Ninety-eight major corporations, such as Ford, GM, Allstate, and McDonald's, have told Premiere Networks (which distributes Limbaugh and many other right-wing radio shows) that they want to advertise exclusively on "programs free of content that you know are deemed to be offensive or controversial (for example, Mark Levin, Rush Limbaugh, Tom Leykis, Michael Savage, Glenn Beck, Sean Hannity)."
As John Avlon of The Daily Beast says, "This is big."
(Photo: Reuters) [Limbaugh, Beck, Hannity, et al.] are playing to a (sometimes literally) dying demographic. Rush & Co. rate best among old, white males. They have been steadily losing women and young listeners, who are alienated by the angry, negative, obsessive approach to political conservations. Add to that the fact that women ages 24–55 are the prize advertising demographic, and you have a perfect storm emerging after Limbaugh's Sandra Fluke comments.

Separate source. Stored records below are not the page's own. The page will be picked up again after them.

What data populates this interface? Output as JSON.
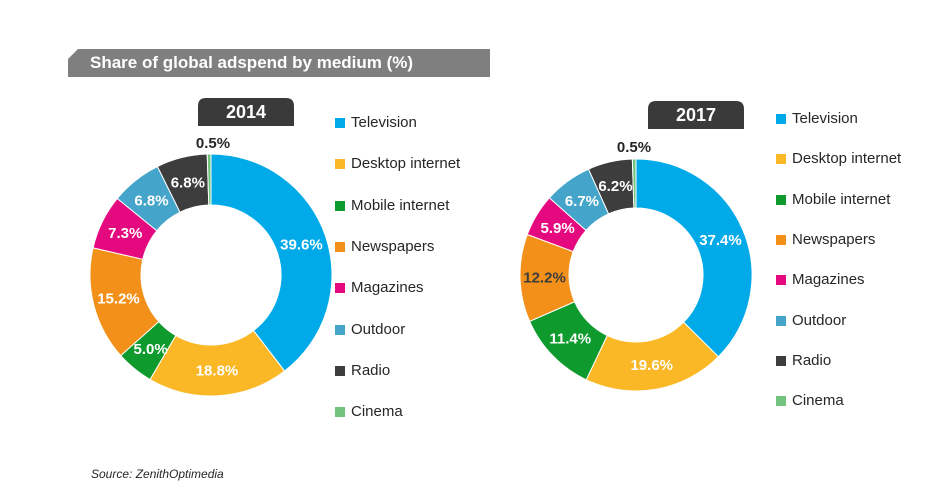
{
  "header": {
    "title": "Share of global adspend by medium (%)"
  },
  "source": "Source: ZenithOptimedia",
  "colors": {
    "Television": "#00A9E8",
    "Desktop internet": "#FBB826",
    "Mobile internet": "#0E9A2D",
    "Newspapers": "#F39019",
    "Magazines": "#E5097F",
    "Outdoor": "#45A4CA",
    "Radio": "#3D3D3D",
    "Cinema": "#71C37D"
  },
  "legend_title": "",
  "chart_data": [
    {
      "type": "pie",
      "donut": true,
      "title": "2014",
      "categories": [
        "Television",
        "Desktop internet",
        "Mobile internet",
        "Newspapers",
        "Magazines",
        "Outdoor",
        "Radio",
        "Cinema"
      ],
      "values": [
        39.6,
        18.8,
        5.0,
        15.2,
        7.3,
        6.8,
        6.8,
        0.5
      ],
      "labels": [
        "39.6%",
        "18.8%",
        "5.0%",
        "15.2%",
        "7.3%",
        "6.8%",
        "6.8%",
        "0.5%"
      ]
    },
    {
      "type": "pie",
      "donut": true,
      "title": "2017",
      "categories": [
        "Television",
        "Desktop internet",
        "Mobile internet",
        "Newspapers",
        "Magazines",
        "Outdoor",
        "Radio",
        "Cinema"
      ],
      "values": [
        37.4,
        19.6,
        11.4,
        12.2,
        5.9,
        6.7,
        6.2,
        0.5
      ],
      "labels": [
        "37.4%",
        "19.6%",
        "11.4%",
        "12.2%",
        "5.9%",
        "6.7%",
        "6.2%",
        "0.5%"
      ]
    }
  ]
}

As pressure grows for advertisers and radio stations to drop Rush & Co., there will be much talk about the dangers of censorship, with allies talking about a left-wing "jihad" against Rush (language his brother David Limbaugh has already used).
But the irony is that the same market forces that right-wing talk-radio hosts champion are helping to seal their fate. Advertisers are abandoning the shows because they no longer want to be associated with the hyperpartisan — and occasionally hateful — rhetoric.